1 How serious are the ’symptoms’ you are observing?

On a scale of 1-10, with 1 as low, where would you place each symptom or sign of distress?

2 To what extent are these interfering with the normal course of your child?

This is the impact question, and again it can be given a numerical value from 1-10.

3 How long have these distressing behaviours been around?

I usually look at a two-week period as being indicative of needing to take action.

So, what are the signs to look out for that there may be psychological distress issues?

Sleep

Sleep disturbances are a classic sign of a potential problem. This could be at either end of the spectrum. Not getting enough sleep or sleeping too much. Noticing significant changes to your child’s usual sleep patterns is the key here.

Appetite

You may also notice your child has a change in their eating patterns. Again, it could be at either end of the spectrum, from avoiding food to eating a lot more.

Isolation

Avoidance or isolating are problem indicators. Avoidance can be anxiety, and isolation a depression issue. Withdrawal from contact for any reason is serious for any social animal such as ourselves. 

Self-medicating

If you see this in younger children it requires immediate action. Typically alcohol and substance misuse, however, it could also be gaming – so look for significant changes in usage. In younger children this usually emerges as being clingy, thumb sucking, or needing a special toy.

Changes to thinking

Does your child say they are a burden, or a failure? Do they worry excessively about the future, or have extreme mood changes? Again, with teens this could be due to hormone changes, but certainly anger and emotional disregulation are often signs of distress.

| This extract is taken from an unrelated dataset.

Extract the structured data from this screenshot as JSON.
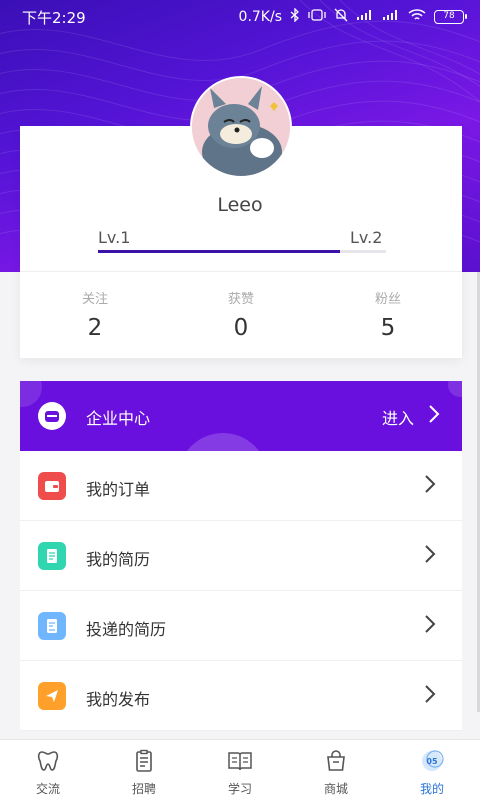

With all of this you are looking for changes to normal patterns that stick around – and not just one symptom. Having said that, if there is only one symptom that is very severe and has a significant negative impact on their life then take action! Also, check with others that know your child to see if they have noticed change. The question now is what to do if there is an issue.

Seek professional help

It’s always helpful but maybe not always possible to get a professional assessment alongside your own. Generally, with any concerns about your kids involve school, GP and other services that are available. Take advice and follow their suggestions, but this may take time if your child is not an ‘emergency’ to them. If you have the resources, seek an assessment privately. But whilst that is all in motion you can also do a lot yourselves.

Have an open discussion

Sit down with your child to discuss their worries or concerns to encourage help seeking. Let your kids know it’s ok to be vulnerable by modelling this to them, and make sure they know they don’t have to come to yourselves, but can choose a teacher, relative, friend’s parent or anyone else they feel comfortable talking to.

Promote health and wellbeing

Stress is central to all psychological distress, so encourage them to learn relaxation techniques. Promote a healthy diet, focussing on regularity and social eating such as family meals. Social connection is another tool, such as groups and inviting their friends around. Then there’s exercise – especially outside. This may be a challenge with teens, but being creative can help. Organise walks and park activities, and be clear about modelling an active lifestyle to your kids yourself.

Remember: much of wellbeing in mental health is the same as wellbeing in physical health, so start there and it should hopefully improve outcomes significantly for yourself and your children.